The letter noted that currently there are only 26 black journalists. The newsroom staff numbers over 500. It said the Times should hire enough staff to reflect the percentage of blacks in Los Angeles County.

“The Times would need to hire 18 black journalists over three years, including five over the next year, for a total of 44,” the letter said.

At the meeting, Pearlstine acknowledged, “I have replayed all our hiring and coverage decisions in my head, and I have been taking a hard look in the mirror. What went wrong?
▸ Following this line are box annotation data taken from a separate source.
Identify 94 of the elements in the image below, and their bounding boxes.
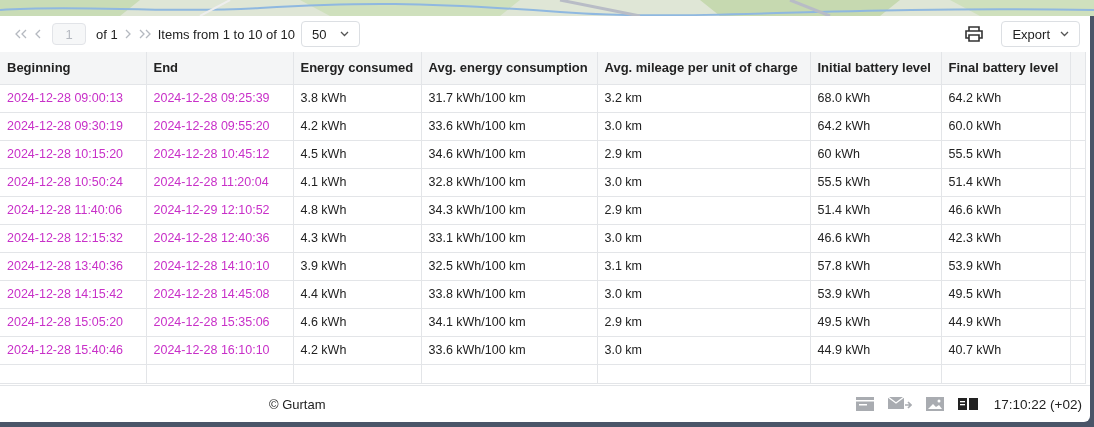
table-cell: 2.9 km [597, 140, 810, 168]
column-header: Avg. mileage per unit of charge [597, 52, 810, 84]
table-cell: 51.4 kWh [810, 196, 941, 224]
date-link[interactable]: 2024-12-28 09:25:39 [146, 84, 293, 112]
table-cell: 46.6 kWh [810, 224, 941, 252]
table-cell: 4.4 kWh [293, 280, 421, 308]
table-cell: 51.4 kWh [941, 168, 1070, 196]
print-icon[interactable] [965, 26, 984, 42]
table-cell: 60 kWh [810, 140, 941, 168]
mail-icon[interactable] [887, 397, 912, 411]
date-link[interactable]: 2024-12-28 14:15:42 [0, 280, 146, 308]
table-cell: 4.2 kWh [293, 112, 421, 140]
table-cell: 31.7 kWh/100 km [421, 84, 597, 112]
export-button[interactable]: Export [1001, 21, 1080, 47]
table-cell: 44.9 kWh [941, 308, 1070, 336]
table-cell: 68.0 kWh [810, 84, 941, 112]
table-cell: 57.8 kWh [810, 252, 941, 280]
column-header: Initial battery level [810, 52, 941, 84]
table-cell: 4.3 kWh [293, 224, 421, 252]
date-link[interactable]: 2024-12-28 09:55:20 [146, 112, 293, 140]
table-cell: 64.2 kWh [941, 84, 1070, 112]
date-link[interactable]: 2024-12-28 15:05:20 [0, 308, 146, 336]
date-link[interactable]: 2024-12-28 11:40:06 [0, 196, 146, 224]
clock-time: 17:10:22 (+02) [993, 396, 1082, 412]
caret-icon [340, 31, 350, 37]
table-cell: 33.6 kWh/100 km [421, 336, 597, 364]
date-link[interactable]: 2024-12-28 12:15:32 [0, 224, 146, 252]
table-cell: 44.9 kWh [810, 336, 941, 364]
table-cell: 49.5 kWh [941, 280, 1070, 308]
table-cell: 46.6 kWh [941, 196, 1070, 224]
column-header: Avg. energy consumption [421, 52, 597, 84]
page-count: of 1 [96, 26, 118, 42]
table-cell: 3.1 km [597, 252, 810, 280]
column-header: End [146, 52, 293, 84]
table-cell: 32.8 kWh/100 km [421, 168, 597, 196]
table-cell: 3.0 km [597, 112, 810, 140]
table-cell: 3.0 km [597, 336, 810, 364]
table-cell: 32.5 kWh/100 km [421, 252, 597, 280]
date-link[interactable]: 2024-12-28 14:45:08 [146, 280, 293, 308]
previous-page-button[interactable] [34, 29, 42, 39]
table-cell: 42.3 kWh [941, 224, 1070, 252]
caret-icon [1060, 31, 1069, 37]
date-link[interactable]: 2024-12-28 10:45:12 [146, 140, 293, 168]
table-cell: 4.6 kWh [293, 308, 421, 336]
date-link[interactable]: 2024-12-28 10:50:24 [0, 168, 146, 196]
date-link[interactable]: 2024-12-28 11:20:04 [146, 168, 293, 196]
date-link[interactable]: 2024-12-28 13:40:36 [0, 252, 146, 280]
table-cell: 3.0 km [597, 280, 810, 308]
table-cell: 53.9 kWh [941, 252, 1070, 280]
date-link[interactable]: 2024-12-29 12:10:52 [146, 196, 293, 224]
table-cell: 4.1 kWh [293, 168, 421, 196]
table-cell: 40.7 kWh [941, 336, 1070, 364]
table-cell: 4.5 kWh [293, 140, 421, 168]
table-cell: 33.6 kWh/100 km [421, 112, 597, 140]
date-link[interactable]: 2024-12-28 10:15:20 [0, 140, 146, 168]
date-link[interactable]: 2024-12-28 15:40:46 [0, 336, 146, 364]
table-cell: 55.5 kWh [941, 140, 1070, 168]
date-link[interactable]: 2024-12-28 16:10:10 [146, 336, 293, 364]
date-link[interactable]: 2024-12-28 09:00:13 [0, 84, 146, 112]
table-cell: 3.9 kWh [293, 252, 421, 280]
page-size-select[interactable]: 50 [301, 21, 361, 47]
table-cell: 55.5 kWh [810, 168, 941, 196]
next-page-button[interactable] [123, 29, 132, 39]
table-cell: 34.1 kWh/100 km [421, 308, 597, 336]
first-page-button[interactable] [14, 29, 28, 39]
last-page-button[interactable] [137, 29, 152, 39]
table-cell: 3.0 km [597, 224, 810, 252]
items-range: Items from 1 to 10 of 10 [157, 26, 295, 42]
date-link[interactable]: 2024-12-28 14:10:10 [146, 252, 293, 280]
layout-icon[interactable] [957, 398, 978, 410]
table-cell: 34.3 kWh/100 km [421, 196, 597, 224]
table-cell: 34.6 kWh/100 km [421, 140, 597, 168]
date-link[interactable]: 2024-12-28 15:35:06 [146, 308, 293, 336]
table-cell: 60.0 kWh [941, 112, 1070, 140]
table-cell: 49.5 kWh [810, 308, 941, 336]
table-cell: 2.9 km [597, 308, 810, 336]
table-cell: 3.2 km [597, 84, 810, 112]
column-header: Final battery level [941, 52, 1070, 84]
image-icon[interactable] [925, 397, 944, 411]
table-cell: 33.1 kWh/100 km [421, 224, 597, 252]
column-header: Beginning [0, 52, 146, 84]
date-link[interactable]: 2024-12-28 09:30:19 [0, 112, 146, 140]
table-cell: 2.9 km [597, 196, 810, 224]
table-cell: 33.8 kWh/100 km [421, 280, 597, 308]
date-link[interactable]: 2024-12-28 12:40:36 [146, 224, 293, 252]
copyright: © Gurtam [269, 396, 326, 412]
table-cell: 53.9 kWh [810, 280, 941, 308]
table-cell: 3.8 kWh [293, 84, 421, 112]
card-icon[interactable] [855, 397, 874, 411]
table-cell: 64.2 kWh [810, 112, 941, 140]
column-header: Energy consumed [293, 52, 421, 84]
table-cell: 3.0 km [597, 168, 810, 196]
table-cell: 4.8 kWh [293, 196, 421, 224]
table-cell: 4.2 kWh [293, 336, 421, 364]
With the benefit of hindsight, I realize that hiring people of color was always a priority, but it was never the priority.”

When asked at the meeting if he would step down, he declined. Pearlstine’s contract runs through 2021.

The top editor acknowledged problems as well in a June 6 memo, including pay disparities at the paper. “Many black journalists are still woefully underpaid compared to our white counterparts,” he said in the memo, first reported by LA Podcast.

He also called for an end to the work-sharing program put in place to deal with the coronavirus by its deadline of Aug. 1, with no staff cuts.

Separately, three leading journalists at the paper, including Greg Braxton, the acting television editor, environmental writer Bettina Boxall and Angel Jennings, one of only three black journalists on the Metro desk, filed a civil class-action lawsuit alleging unlawful long-term pay disparities for women and minority journalists.

As of Thursday, the paper had already reached a preliminary settlement over the claims, a spokeswoman told Media Ink.